4. [geïntimeerde] betwist dat op 6 oktober 2007 tussen partijen een koopovereenkomst tot stand is gekomen, alsook dat hij gehouden zou zijn ter zake met [appellanten ] door te onderhandelen. [geïntimeerde] beroept zich voorts op het feit dat niet is voldaan aan het vereiste als neergelegd in artikel 7:2 lid 1 BW.

5. De voorzieningenrechter heeft overwogen dat zelfs al zou komen vast te staan dat tussen partijen mondelinge overeenstemming zou zijn bereikt over de (ver)koop van de woning, het feit dat niet is voldaan aan het in artikel 7:2 lid 1 BW vastgelegde vormvereiste van schriftelijke vastlegging van de koopovereenkomst, aan toewijzing van de vordering(en) van [appellanten ] in de weg staat.

Met betrekking tot de grief in het incidenteel appel:

6. De grief richt zich tegen het feit dat de voorzieningenrechter direct tot toetsing van de beweerdelijk tot stand gekomen overeenkomst aan artikel 7:2 lid 1 BW is overgegaan en niet heeft beslist omtrent de vraag of er een mondelinge overeenkomst is tot stand gekomen.

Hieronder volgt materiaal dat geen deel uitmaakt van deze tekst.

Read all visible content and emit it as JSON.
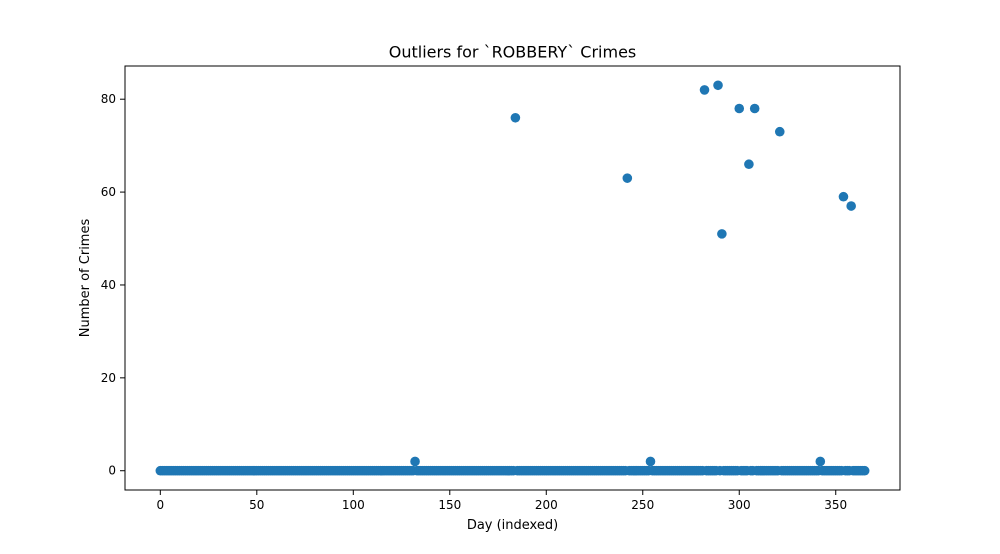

7. Wat er verder van de grief ook zij, het hof is met [geïntimeerde] van oordeel dat voorshands het bestaan van een mondelinge koopovereenkomst met betrekking tot de woning in kwestie allerminst is komen vast te staan. In dat verband is van belang dat [geïntimeerde] en [appellant 1] een op onderdelen verschillende lezing geven van de inhoud van het op 6 oktober 2007 tussen hen gevoerde (in de ogen van [appellanten ] cruciale) telefoongesprek. Van doorslaggevend belang daarbij is of [geïntimeerde] in bedoeld gesprek heeft aangegeven het bod van € 513.000,-- te verwerpen en/of hij zijn eerdere aanbod (een vraagprijs van € 521.000,-) vervolgens heeft herhaald. [appellant 1] beroept zich er weliswaar op dat [appellante 2] getuige is geweest van het feit dat [geïntimeerde] in bedoeld telefoongesprek zijn bod heeft herhaald en dat [appellant 1] dat heeft aanvaard, maar die stelling wordt - zij het impliciet - evenzeer door [geïntimeerde] betwist. Nu de mailberichten op dit punt ook geen duidelijkheid scheppen, kan ter zake zonder nadere bewijslevering, welke het kader van een kort geding procedure te buiten gaat, niet worden beslist. Het hof tekent hierbij nog aan dat uit het beroepen vonnis niet blijkt dat [appellant 1] en [appellante 2] ter zitting in eerste aanleg als getuigen zijn gehoord, nog daargelaten dat zij beide als partij-getuige zijn aan te merken waarvoor de restrictie van artikel 164 lid 2 Rv geldt en waarbij tevens heeft te gelden dat zij elkaars verklaringen niet kunnen versterken.

8. De grief treft derhalve in zoverre doel dat voorshands geenszins in voldoende mate is vast komen te staan dat er tussen partijen met betrekking tot de ten processe bedoelde woning een mondelinge koopovereenkomst tot stand is gekomen.

9. Een en ander is een zelfstandig dragende grond voor afwijzing van de primair en subsidiair onder 1 gevorderde voorzieningen.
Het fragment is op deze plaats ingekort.